Вряд ли я могла предположить, что все сложится таким образом. Я часто представляла, как встречаю его, искала Паоло в каждом смуглом мальчишке и не могла вынести, что он возненавидел меня за то, что я бросила его, оставила в этом новом мире одного. Он ведь мой. Он семья и должен быть с нами.
«Вот он мой, Пашка! — Лана прижимает к себе Паоло, оставляя на нем, как и на мне следы муки. — Правда похож?»
«Очень! Один в один!»
Он загорел, вытянулся, стал мало-помалу превращаться в юношу, его глаза не перестали быть взрослыми, но стали совершенно другими — спокойными и такими счастливыми, совсем, как у обнимающей его Ланы. Не помню, когда плакала так как вчера в последний раз.
— Мам?
— Ммм?..
Я ставлю перед Анной тарелку с овсяной кашей и еще две поменьше, игрушечные для двух драгоценных бегемотов. Кусочки банана и ананаса завершают вид утренних блюд.
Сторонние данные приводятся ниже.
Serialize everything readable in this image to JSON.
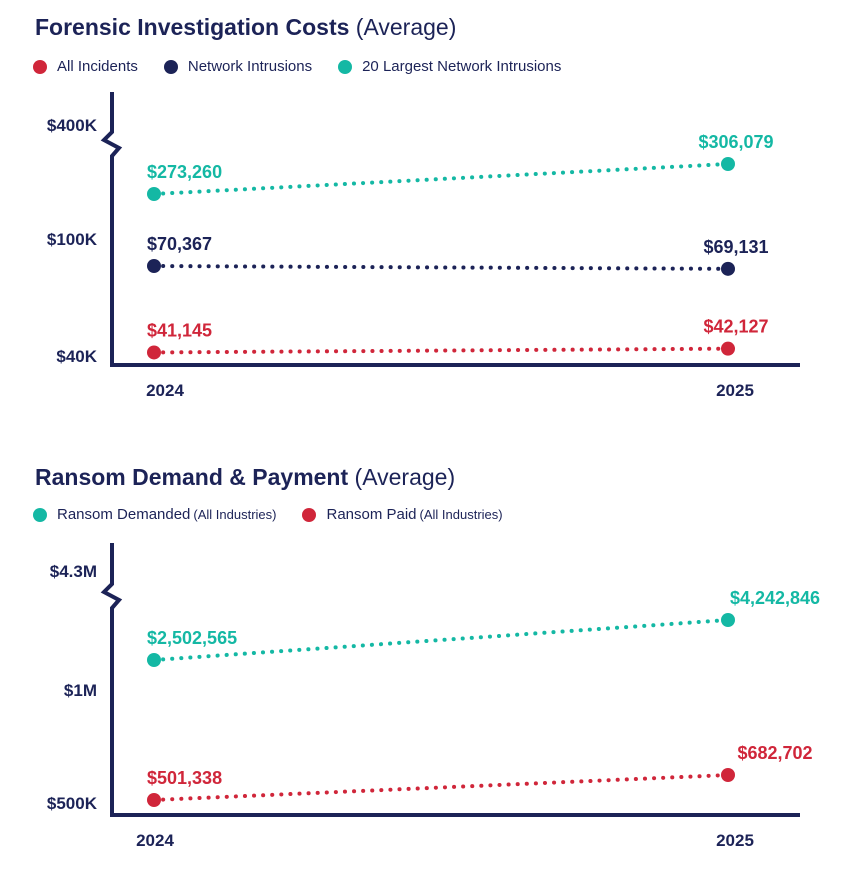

— Ты сказала, что Клейтон друг…
Меня словно холодным душем окатило. Я рано или поздно ждала этого разговора. Знала, что дочь осмыслит все как следует, а потом пойдут вопросы. Хорошо, что энциклопедию с устройством и физиологией человека я пока припрятала в самый дальний угол библиотеки Вэста.
— Все верно.
— Раф тоже твой друг?
— Именно.
Рыбка бросает взгляд в сторону спальни, и я примерно представляю, чего конкретно будет касаться следующий вопрос. Меня одолевает чувство досады, стыда и веселья. Я слышу, как заворочался Раф и не тешу себя иллюзией, что он просто спит и не в курсе этого разговора.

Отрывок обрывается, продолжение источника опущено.